À l’écoute du dark Web

Des chercheurs conçoivent un outil intelligent pour améliorer la surveillance des activités illégales sur le Web obscur

Par Jean Hamann

Aux confins de l’univers Web se trouve une galaxie obscure nommée dark Web. Peuplé par une faune désireuse de mener ses activités à l’abri des regards indiscrets, ce microcosme est fréquenté par des personnes qui revendiquent le droit de communiquer sans être épiées par l’État, par des donneurs d’alerte et des dissidents politiques qui craignent les représailles, mais aussi par des criminels qui vendent des produits ou des services illégaux et même par des terroristes. La surveillance des activités illégales qui se déroulent sur le dark Web est donc primordiale, mais les outils permettant de le faire efficacement font encore défaut. L’équipe du professeur Richard Khoury, du Département d’informatique et de génie logiciel, a entrepris la conception d’un outil intelligent pour assister les personnes chargées de surveiller les activités qui se déroulent sur la face cachée d’Internet. Le chercheur a profité du Colloque annuel du Centre de recherche en données massives de l’Université Laval, qui se déroule ce lundi 31 octobre sur le campus, pour faire état du progrès de ses travaux.

S’il est relativement facile de surveiller les réseaux sociaux sur le Web public, il en va tout autrement des messages diffusés sur le dark Web, a rappelé le professeur Khoury. «Cette partie du Web n’est pas accessible aux robots ni aux personnes. Pour y accéder, il faut être invité par une personne qui a déjà accès à un groupe de discussion et qui juge que vous êtes digne de confiance.» Le flux d’information sur le dark Web est plus faible que sur la face visible du Web – chaque minute, Twitter diffuse en moyenne 350 000 messages et Facebook ajoute près de 30  000 statuts –, mais une surveillance totale par des agents humains demeure impensable. «Le dark Web sert surtout de plateforme pour des groupes de discussion, signale le chercheur. Il faut donc trouver moyen d’analyser de nombreuses conversations parallèles, en temps réel, afin de découvrir des activités suspectes.»

Grâce à une subvention du CRSNG et à la collaboration de Thales, une multinationale spécialisée notamment en sécurité et en défense, Richard Khoury, son collègue Luc Lamontagne et quatre étudiants ont conçu un prototype d’assistant intelligent. «La difficulté consiste à automatiser l’analyse d’un important flux de messages pour en comprendre le contenu, souligne le professeur Khoury. Pour y arriver, nous faisons appel à des algorithmes qui traitent le langage naturel afin de décoder le sens des échanges. Lorsque quelque chose de louche est repéré, l’assistant intelligent avise la personne chargée de la surveillance et elle lui propose même des réponses à ajouter dans les conversations suspectes.»

Les chercheurs ont créé leur prototype à partir d’échanges provenant d’un groupe de discussion public sur la cybercriminalité. Ils entendent poursuivre son développement en y ajoutant, entre autres, des fonctions permettant l’analyse des émotions et des relations sociales entre les participants, ainsi que la mise en relation des échanges avec certains éléments de l’actualité. «Un système 100% automatique ne sera jamais parfait, mais un assistant intelligent peut offrir un important soutien aux agents qui effectuent la surveillance, rappelle le professeur Khoury. Il facilitera leur travail en leur donnant des outils pour gérer l’information sur les cybercriminels et les sujets de conversation en cours, et pour communiquer avec eux sans éveiller les soupçons.»
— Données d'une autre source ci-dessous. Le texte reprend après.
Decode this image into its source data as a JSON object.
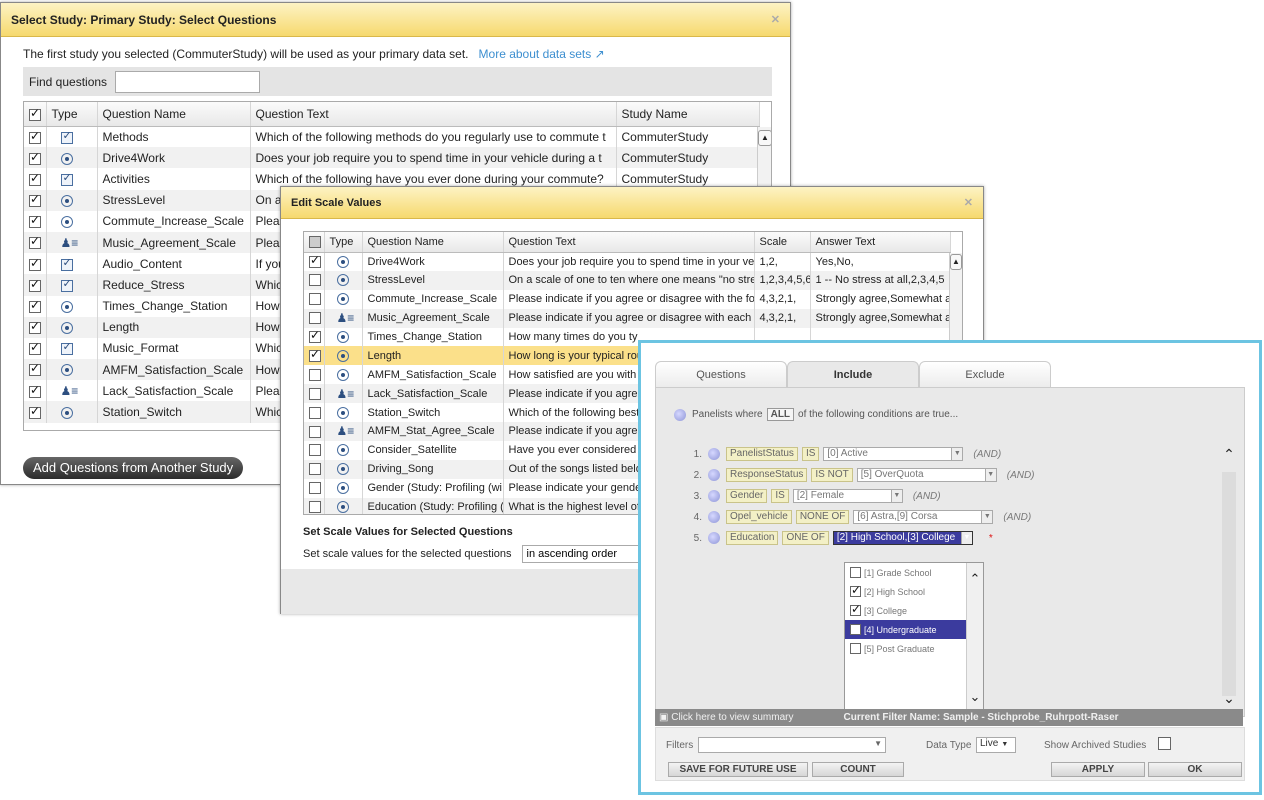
{
  "dialog1": {
    "title": "Select Study: Primary Study: Select Questions",
    "subtitle": "The first study you selected  (CommuterStudy)  will be used as your primary data set.",
    "more_link": "More about data sets",
    "find_label": "Find questions",
    "find_placeholder": "",
    "columns": [
      "Type",
      "Question Name",
      "Question Text",
      "Study Name"
    ],
    "rows": [
      {
        "checked": true,
        "type": "check",
        "name": "Methods",
        "text": "Which of the following methods do you regularly use to commute t",
        "study": "CommuterStudy"
      },
      {
        "checked": true,
        "type": "radio",
        "name": "Drive4Work",
        "text": "Does your job require you to spend time in your vehicle during a t",
        "study": "CommuterStudy"
      },
      {
        "checked": true,
        "type": "check",
        "name": "Activities",
        "text": "Which of the following have you ever done during your commute?",
        "study": "CommuterStudy"
      },
      {
        "checked": true,
        "type": "radio",
        "name": "StressLevel",
        "text": "On a",
        "study": ""
      },
      {
        "checked": true,
        "type": "radio",
        "name": "Commute_Increase_Scale",
        "text": "Pleas",
        "study": ""
      },
      {
        "checked": true,
        "type": "scale",
        "name": "Music_Agreement_Scale",
        "text": "Pleas",
        "study": ""
      },
      {
        "checked": true,
        "type": "check",
        "name": "Audio_Content",
        "text": "If you",
        "study": ""
      },
      {
        "checked": true,
        "type": "check",
        "name": "Reduce_Stress",
        "text": "Which",
        "study": ""
      },
      {
        "checked": true,
        "type": "radio",
        "name": "Times_Change_Station",
        "text": "How",
        "study": ""
      },
      {
        "checked": true,
        "type": "radio",
        "name": "Length",
        "text": "How",
        "study": ""
      },
      {
        "checked": true,
        "type": "check",
        "name": "Music_Format",
        "text": "Which",
        "study": ""
      },
      {
        "checked": true,
        "type": "radio",
        "name": "AMFM_Satisfaction_Scale",
        "text": "How",
        "study": ""
      },
      {
        "checked": true,
        "type": "scale",
        "name": "Lack_Satisfaction_Scale",
        "text": "Pleas",
        "study": ""
      },
      {
        "checked": true,
        "type": "radio",
        "name": "Station_Switch",
        "text": "Which",
        "study": ""
      }
    ],
    "add_button": "Add Questions from Another Study"
  },
  "dialog2": {
    "title": "Edit Scale Values",
    "columns": [
      "Type",
      "Question Name",
      "Question Text",
      "Scale",
      "Answer Text"
    ],
    "rows": [
      {
        "checked": true,
        "type": "radio",
        "name": "Drive4Work",
        "text": "Does your job require you to spend time in your ve",
        "scale": "1,2,",
        "answer": "Yes,No,"
      },
      {
        "checked": false,
        "type": "radio",
        "name": "StressLevel",
        "text": "On a scale of one to ten where one means \"no stres",
        "scale": "1,2,3,4,5,6",
        "answer": "1 -- No stress at all,2,3,4,5"
      },
      {
        "checked": false,
        "type": "radio",
        "name": "Commute_Increase_Scale",
        "text": "Please indicate if you agree or disagree with the fol",
        "scale": "4,3,2,1,",
        "answer": "Strongly agree,Somewhat a"
      },
      {
        "checked": false,
        "type": "scale",
        "name": "Music_Agreement_Scale",
        "text": "Please indicate if you agree or disagree with each o",
        "scale": "4,3,2,1,",
        "answer": "Strongly agree,Somewhat a"
      },
      {
        "checked": true,
        "type": "radio",
        "name": "Times_Change_Station",
        "text": "How many times do you ty",
        "scale": "",
        "answer": ""
      },
      {
        "checked": true,
        "type": "radio",
        "name": "Length",
        "text": "How long is your typical rou",
        "scale": "",
        "answer": "",
        "selected": true
      },
      {
        "checked": false,
        "type": "radio",
        "name": "AMFM_Satisfaction_Scale",
        "text": "How satisfied are you with",
        "scale": "",
        "answer": ""
      },
      {
        "checked": false,
        "type": "scale",
        "name": "Lack_Satisfaction_Scale",
        "text": "Please indicate if you agree",
        "scale": "",
        "answer": ""
      },
      {
        "checked": false,
        "type": "radio",
        "name": "Station_Switch",
        "text": "Which of the following best",
        "scale": "",
        "answer": ""
      },
      {
        "checked": false,
        "type": "scale",
        "name": "AMFM_Stat_Agree_Scale",
        "text": "Please indicate if you agree",
        "scale": "",
        "answer": ""
      },
      {
        "checked": false,
        "type": "radio",
        "name": "Consider_Satellite",
        "text": "Have you ever considered p",
        "scale": "",
        "answer": ""
      },
      {
        "checked": false,
        "type": "radio",
        "name": "Driving_Song",
        "text": "Out of the songs listed belo",
        "scale": "",
        "answer": ""
      },
      {
        "checked": false,
        "type": "radio",
        "name": "Gender (Study: Profiling (wi",
        "text": "Please indicate your gender",
        "scale": "",
        "answer": ""
      },
      {
        "checked": false,
        "type": "radio",
        "name": "Education (Study: Profiling (",
        "text": "What is the highest level of",
        "scale": "",
        "answer": ""
      }
    ],
    "section_title": "Set Scale Values for Selected Questions",
    "section_label": "Set scale values for the selected questions",
    "order_value": "in ascending order"
  },
  "dialog3": {
    "tabs": [
      "Questions",
      "Include",
      "Exclude"
    ],
    "head_pre": "Panelists where",
    "head_all": "ALL",
    "head_post": "of the following conditions are true...",
    "conditions": [
      {
        "num": "1.",
        "field": "PanelistStatus",
        "op": "IS",
        "value": "[0] Active",
        "join": "(AND)"
      },
      {
        "num": "2.",
        "field": "ResponseStatus",
        "op": "IS NOT",
        "value": "[5] OverQuota",
        "join": "(AND)"
      },
      {
        "num": "3.",
        "field": "Gender",
        "op": "IS",
        "value": "[2] Female",
        "join": "(AND)"
      },
      {
        "num": "4.",
        "field": "Opel_vehicle",
        "op": "NONE OF",
        "value": "[6] Astra,[9] Corsa",
        "join": "(AND)"
      },
      {
        "num": "5.",
        "field": "Education",
        "op": "ONE OF",
        "value": "[2] High School,[3] College",
        "join": "*"
      }
    ],
    "options": [
      {
        "label": "[1] Grade School",
        "checked": false
      },
      {
        "label": "[2] High School",
        "checked": true
      },
      {
        "label": "[3] College",
        "checked": true
      },
      {
        "label": "[4] Undergraduate",
        "checked": false
      },
      {
        "label": "[5] Post Graduate",
        "checked": false
      }
    ],
    "summary_link": "Click here to view summary",
    "filter_name": "Current Filter Name: Sample - Stichprobe_Ruhrpott-Raser",
    "filters_label": "Filters",
    "datatype_label": "Data Type",
    "datatype_value": "Live",
    "archived_label": "Show Archived Studies",
    "btn_save": "SAVE FOR FUTURE USE",
    "btn_count": "COUNT",
    "btn_apply": "APPLY",
    "btn_ok": "OK"
  }
}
Il restera ensuite à infiltrer le dark Web pour tester cet assistant intelligent. «Cette opération ne sera pas simple parce qu’il faut tromper des cybercriminels qui sont, dans plusieurs cas, des experts en informatique qui cherchent constamment à repérer et déjouer les forces de l’ordre. L’accès au dark Web est difficile, mais nous comptons sur l’expertise de Thales pour y arriver», souligne le chercheur.

Le professeur Khoury réalise ses travaux au sein du Centre de recherche en données massives. Officiellement reconnu par l’Université Laval en juin dernier, ce centre regroupe une quarantaine de chercheurs et quelque 125 étudiants, stagiaires et professionnels de recherche provenant de cinq facultés: Sciences et génie, Médecine, Sciences de l’agriculture et de l’alimentation, Sciences de l’administration et Foresterie, géographie et géomatique. Les travaux de ces chercheurs portent sur le traitement des données non structurées ou partiellement structurées et la représentation des connaissances, la bio-informatique, et la sécurité et la confidentialité des données. Le centre participe également à l’élaboration de concentrations de premier cycle et de programmes de deuxième cycle en données massives afin d’assurer la formation de personnel compétent dans le domaine.

«La recherche sur les données massives est un domaine en expansion rapide à travers le monde et les besoins en technologie, en connaissances et en main-d’oeuvre dans ce domaine feront l’objet d’une demande énorme au cours des prochaines années, signale François Laviolette, directeur du centre. La création du Centre arrive à point nommé, car il permettra à l’Université Laval de regrouper les forces vives travaillant dans le domaine et de positionner l’établissement en tant que joueur important sur la scène internationale.»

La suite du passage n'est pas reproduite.